“ʻOhana ʻike means knowledge of the family. So the purpose of the program is to engage ʻohana, engage families, in the college planning process. Our goal for each child is that each child enrolls in a post-high institution of their choosing,” said program manger Andrea Dias.
The ʻOhana ʻIke program currently serves students at Nānākuli High and Intermediate School as part of Kamehameha Schools’ Ka Pua Initiative. Hawaiian culture is used to carry ‘ohana through the multiyear journey.
“So we bridge the steps of building a waʻa, building a canoe to college and career readiness from the seventh through the twelfth grade. So a seventh grader, we start with again the metaphor of building a waʻa. So doing goal setting, doing visioning with families. And then for a twelfth grade, itʻs really about the launching of the canoe. Itʻs about finishing the college application process, financial aid.

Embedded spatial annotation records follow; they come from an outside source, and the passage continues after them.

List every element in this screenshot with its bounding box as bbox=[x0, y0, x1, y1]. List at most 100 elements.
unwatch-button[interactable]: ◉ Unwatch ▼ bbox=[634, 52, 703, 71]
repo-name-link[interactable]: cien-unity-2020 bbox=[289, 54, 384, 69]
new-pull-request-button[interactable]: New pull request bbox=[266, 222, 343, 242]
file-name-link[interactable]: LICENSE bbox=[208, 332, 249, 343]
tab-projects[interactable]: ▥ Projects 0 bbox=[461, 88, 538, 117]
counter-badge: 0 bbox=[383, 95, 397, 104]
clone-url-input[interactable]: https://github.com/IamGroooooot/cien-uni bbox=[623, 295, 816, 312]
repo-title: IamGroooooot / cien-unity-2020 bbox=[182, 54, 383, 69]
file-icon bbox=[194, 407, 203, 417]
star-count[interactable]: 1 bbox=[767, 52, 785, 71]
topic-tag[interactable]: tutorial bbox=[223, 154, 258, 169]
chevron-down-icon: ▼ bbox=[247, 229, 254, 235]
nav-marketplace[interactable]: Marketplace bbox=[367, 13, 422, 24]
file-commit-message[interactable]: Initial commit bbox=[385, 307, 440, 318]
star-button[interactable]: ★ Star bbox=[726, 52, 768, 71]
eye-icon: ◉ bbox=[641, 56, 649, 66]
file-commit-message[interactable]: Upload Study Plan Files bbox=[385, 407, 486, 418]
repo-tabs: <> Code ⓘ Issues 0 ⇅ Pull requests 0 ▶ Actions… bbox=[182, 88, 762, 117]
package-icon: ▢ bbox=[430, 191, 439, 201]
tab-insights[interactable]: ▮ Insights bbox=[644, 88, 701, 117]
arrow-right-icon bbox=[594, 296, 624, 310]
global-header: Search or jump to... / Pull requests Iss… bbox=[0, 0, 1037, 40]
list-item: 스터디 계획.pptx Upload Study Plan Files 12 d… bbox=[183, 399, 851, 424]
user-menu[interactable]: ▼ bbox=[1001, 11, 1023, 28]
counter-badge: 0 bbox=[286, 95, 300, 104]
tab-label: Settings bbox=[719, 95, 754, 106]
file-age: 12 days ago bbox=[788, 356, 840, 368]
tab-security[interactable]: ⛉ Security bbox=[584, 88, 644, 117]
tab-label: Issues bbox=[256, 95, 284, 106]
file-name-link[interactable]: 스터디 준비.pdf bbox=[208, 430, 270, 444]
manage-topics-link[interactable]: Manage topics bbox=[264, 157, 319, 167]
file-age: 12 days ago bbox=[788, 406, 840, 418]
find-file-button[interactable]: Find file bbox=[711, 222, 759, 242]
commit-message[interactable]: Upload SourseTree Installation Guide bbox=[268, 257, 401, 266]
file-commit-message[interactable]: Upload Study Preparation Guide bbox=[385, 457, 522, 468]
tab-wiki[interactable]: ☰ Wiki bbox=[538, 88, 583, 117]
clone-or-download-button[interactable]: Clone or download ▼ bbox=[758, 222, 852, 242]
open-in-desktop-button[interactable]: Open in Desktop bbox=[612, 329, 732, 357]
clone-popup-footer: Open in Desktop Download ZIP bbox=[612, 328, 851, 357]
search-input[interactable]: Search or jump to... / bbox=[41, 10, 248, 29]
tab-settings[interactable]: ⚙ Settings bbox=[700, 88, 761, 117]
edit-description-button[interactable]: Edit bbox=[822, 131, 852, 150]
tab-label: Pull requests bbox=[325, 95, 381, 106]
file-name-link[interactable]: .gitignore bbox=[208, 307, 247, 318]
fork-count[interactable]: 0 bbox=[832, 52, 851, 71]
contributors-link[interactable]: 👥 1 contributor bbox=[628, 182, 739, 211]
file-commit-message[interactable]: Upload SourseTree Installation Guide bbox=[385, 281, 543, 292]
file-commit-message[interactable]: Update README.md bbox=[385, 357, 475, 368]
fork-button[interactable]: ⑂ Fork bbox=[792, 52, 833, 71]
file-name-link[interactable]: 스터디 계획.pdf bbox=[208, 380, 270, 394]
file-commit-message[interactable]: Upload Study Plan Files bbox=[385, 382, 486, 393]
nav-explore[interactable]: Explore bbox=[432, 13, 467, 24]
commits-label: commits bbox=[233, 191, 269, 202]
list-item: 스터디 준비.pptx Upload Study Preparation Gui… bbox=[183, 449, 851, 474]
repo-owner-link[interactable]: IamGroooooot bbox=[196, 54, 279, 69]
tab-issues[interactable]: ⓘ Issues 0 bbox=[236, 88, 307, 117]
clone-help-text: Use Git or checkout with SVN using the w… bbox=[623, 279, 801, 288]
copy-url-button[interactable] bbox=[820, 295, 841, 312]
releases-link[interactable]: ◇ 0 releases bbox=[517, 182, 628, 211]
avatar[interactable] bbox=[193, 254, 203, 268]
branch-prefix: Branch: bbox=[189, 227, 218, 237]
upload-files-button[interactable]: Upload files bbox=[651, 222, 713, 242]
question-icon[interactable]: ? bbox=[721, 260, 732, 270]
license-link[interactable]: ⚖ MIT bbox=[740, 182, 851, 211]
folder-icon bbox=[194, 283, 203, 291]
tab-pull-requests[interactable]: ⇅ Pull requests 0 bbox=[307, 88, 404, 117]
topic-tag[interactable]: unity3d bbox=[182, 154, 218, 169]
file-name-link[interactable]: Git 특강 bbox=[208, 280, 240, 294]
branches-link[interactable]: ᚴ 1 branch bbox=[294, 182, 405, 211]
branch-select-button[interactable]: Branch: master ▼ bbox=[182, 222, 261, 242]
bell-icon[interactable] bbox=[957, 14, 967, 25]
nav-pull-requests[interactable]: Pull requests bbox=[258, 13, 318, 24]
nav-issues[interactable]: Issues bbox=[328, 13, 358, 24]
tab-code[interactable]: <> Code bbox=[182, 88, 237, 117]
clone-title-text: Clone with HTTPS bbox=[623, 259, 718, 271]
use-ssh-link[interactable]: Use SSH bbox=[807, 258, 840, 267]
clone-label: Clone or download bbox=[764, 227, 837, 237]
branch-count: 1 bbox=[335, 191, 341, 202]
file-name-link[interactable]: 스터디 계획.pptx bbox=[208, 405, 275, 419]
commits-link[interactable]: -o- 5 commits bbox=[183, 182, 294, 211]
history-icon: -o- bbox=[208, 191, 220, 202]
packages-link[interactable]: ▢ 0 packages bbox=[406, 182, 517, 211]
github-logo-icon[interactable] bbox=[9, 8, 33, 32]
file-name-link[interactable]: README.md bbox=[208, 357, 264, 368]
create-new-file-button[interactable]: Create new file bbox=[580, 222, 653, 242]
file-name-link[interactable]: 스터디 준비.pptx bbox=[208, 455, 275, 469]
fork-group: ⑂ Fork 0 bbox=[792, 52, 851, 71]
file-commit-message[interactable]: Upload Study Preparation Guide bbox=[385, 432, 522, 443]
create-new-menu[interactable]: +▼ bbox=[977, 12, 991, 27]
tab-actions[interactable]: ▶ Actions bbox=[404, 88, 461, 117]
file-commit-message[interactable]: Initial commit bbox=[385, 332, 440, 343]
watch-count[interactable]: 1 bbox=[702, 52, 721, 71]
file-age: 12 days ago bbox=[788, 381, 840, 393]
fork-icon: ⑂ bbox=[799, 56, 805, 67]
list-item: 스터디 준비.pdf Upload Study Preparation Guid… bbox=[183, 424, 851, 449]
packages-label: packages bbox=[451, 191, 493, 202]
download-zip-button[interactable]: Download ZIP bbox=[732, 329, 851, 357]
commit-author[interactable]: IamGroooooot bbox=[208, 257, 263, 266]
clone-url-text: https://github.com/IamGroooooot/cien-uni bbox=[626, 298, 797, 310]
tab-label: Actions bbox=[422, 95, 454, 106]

So getting specific steps completed so that actually put their waʻa in the water,” explained Andrea.
By participating in the ʻOhana ʻIke program, Jahnna Kahele is now taking the steps to turn her dreams of attending college into reality.
“One day I hope to come back to the Leeward coast and be a teacher. And give back to the community. And I think itʻs important that if thatʻs where you came from and thatʻs who got you here today, then itʻs good to give back. Itʻs better to give than to receive,” said Jahnna Kahele, a sophomore student at Nānākuli High and Intermediate School.
When describing Jahnna, Andrea said, “What I see with Jahnna is, sheʻs a young woman who has this character that really, I think, can be that change agent to demystify a lot of stereotypes that people have about people who live on the coast. And she has strong character and wants to be an example that she wants to go to college, and she will go to college.”
“My favorite thing that I learned was when they said that it takes a village to raise one kid. You can’t do it on your own. You have to have support from your family, your friend, your community. And just learning from your past helps you in your present and prepares you for your future,” said Jahnna.
This collective support extends to the students’ ‘ohana who play a critical role in future success.
“Well these students will be first-generation college students. So their mākua, their parents will need that kind of one-to-one support. We know that a lot of families get overwhelmed with the college planning process. There’s a lot of information involved, so we want to make sure families know we are here to kākoʻo, to support them on that journey,” remarked Andrea.